Meltdown: A Free-Market Look at Why the Stock Market Collapsed, the Economy Tanked, and Government Bailouts Will Make Things Worse

In discussions of today's economic meltdown and what to do about it, the Federal Reserve is a stealth helicopter: it never shows up on the radar. With the exception of a few esoteric specialists and those Ron Paul Revolutionaries who burst into chants of "Abolish the Fed!" Historian Thomas Woods notes in this important book, the Federal Reserve bears a large part of the blame for the mess we're in. In the first part of "Meltdown," Woods shows how both in theory and in practice, Fed policy fueled an artificial boom and is now leading us to a much larger meltdown.

Crash Proof

Peter Schiff has predicted the economic hardship more accurately then any other economist in the world in this book. Everything from the housing crash to the credit crunch to the stock market. Peter has a plan to help you servive the crash. Peter explains why the Wall Street investment firms are still trying to sell you stocks, and was the house prices are likely to continue to decline for years to come.

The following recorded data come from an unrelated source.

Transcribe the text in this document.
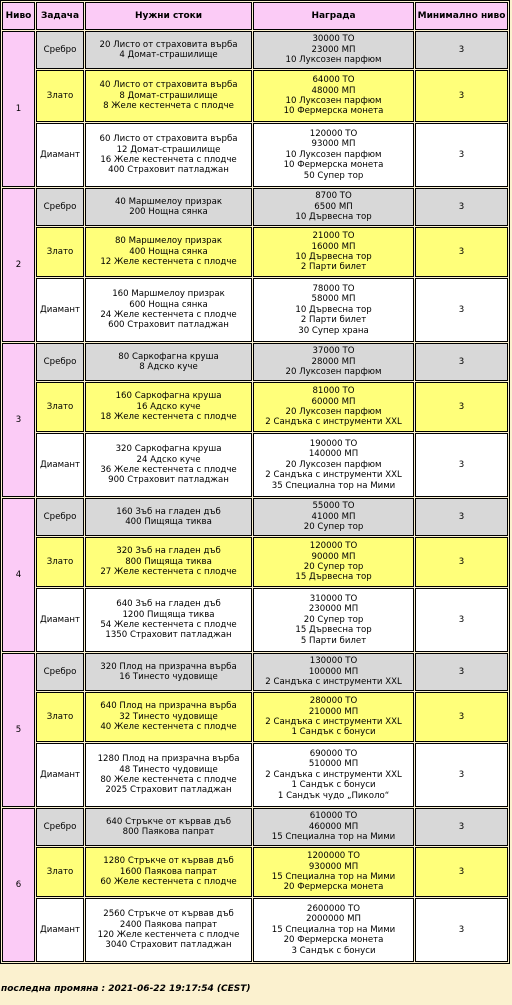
Ниво	Задача	Нужни стоки	Награда	Минимално ниво
1	Сребро	20 Листо от страховита върба
4 Домат-страшилище	30000 ТО
23000 МП
10 Луксозен парфюм	3
	Злато	40 Листо от страховита върба
8 Домат-страшилище
8 Желе кестенчета с плодче	64000 ТО
48000 МП
10 Луксозен парфюм
10 Фермерска монета	3
	Диамант	60 Листо от страховита върба
12 Домат-страшилище
16 Желе кестенчета с плодче
400 Страховит патладжан	120000 ТО
93000 МП
10 Луксозен парфюм
10 Фермерска монета
50 Супер тор	3
2	Сребро	40 Маршмелоу призрак
200 Нощна сянка	8700 ТО
6500 МП
10 Дървесна тор	3
	Злато	80 Маршмелоу призрак
400 Нощна сянка
12 Желе кестенчета с плодче	21000 ТО
16000 МП
10 Дървесна тор
2 Парти билет	3
	Диамант	160 Маршмелоу призрак
600 Нощна сянка
24 Желе кестенчета с плодче
600 Страховит патладжан	78000 ТО
58000 МП
10 Дървесна тор
2 Парти билет
30 Супер храна	3
3	Сребро	80 Саркофагна круша
8 Адско куче	37000 ТО
28000 МП
20 Луксозен парфюм	3
	Злато	160 Саркофагна круша
16 Адско куче
18 Желе кестенчета с плодче	81000 ТО
60000 МП
20 Луксозен парфюм
2 Сандъка с инструменти XXL	3
	Диамант	320 Саркофагна круша
24 Адско куче
36 Желе кестенчета с плодче
900 Страховит патладжан	190000 ТО
140000 МП
20 Луксозен парфюм
2 Сандъка с инструменти XXL
35 Специална тор на Мими	3
4	Сребро	160 Зъб на гладен дъб
400 Пищяща тиква	55000 ТО
41000 МП
20 Супер тор	3
	Злато	320 Зъб на гладен дъб
800 Пищяща тиква
27 Желе кестенчета с плодче	120000 ТО
90000 МП
20 Супер тор
15 Дървесна тор	3
	Диамант	640 Зъб на гладен дъб
1200 Пищяща тиква
54 Желе кестенчета с плодче
1350 Страховит патладжан	310000 ТО
230000 МП
20 Супер тор
15 Дървесна тор
5 Парти билет	3
5	Сребро	320 Плод на призрачна върба
16 Тинесто чудовище	130000 ТО
100000 МП
2 Сандъка с инструменти XXL	3
	Злато	640 Плод на призрачна върба
32 Тинесто чудовище
40 Желе кестенчета с плодче	280000 ТО
210000 МП
2 Сандъка с инструменти XXL
1 Сандък с бонуси	3
	Диамант	1280 Плод на призрачна върба
48 Тинесто чудовище
80 Желе кестенчета с плодче
2025 Страховит патладжан	690000 ТО
510000 МП
2 Сандъка с инструменти XXL
1 Сандък с бонуси
1 Сандък чудо „Пиколо“	3
6	Сребро	640 Стръкче от кървав дъб
800 Паякова папрат	610000 ТО
460000 МП
15 Специална тор на Мими	3
	Злато	1280 Стръкче от кървав дъб
1600 Паякова папрат
60 Желе кестенчета с плодче	1200000 ТО
930000 МП
15 Специална тор на Мими
20 Фермерска монета	3
	Диамант	2560 Стръкче от кървав дъб
2400 Паякова папрат
120 Желе кестенчета с плодче
3040 Страховит патладжан	2600000 ТО
2000000 МП
15 Специална тор на Мими
20 Фермерска монета
3 Сандък с бонуси	3
последна промяна : 2021-06-22 19:17:54 (CEST)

What Has Government Done to Our Money?

Rothbard gives us an exceptionally clear, detailed description of what money is and how it has come to be manipulated by governments and central bankers into almost worthless inflationary fiat paper currency. He then explains how gold became the most respected and trustworthy currency of choice and the prospect of either hyperinflation or the greatest depression the world has ever seen may be arriving in the very near future.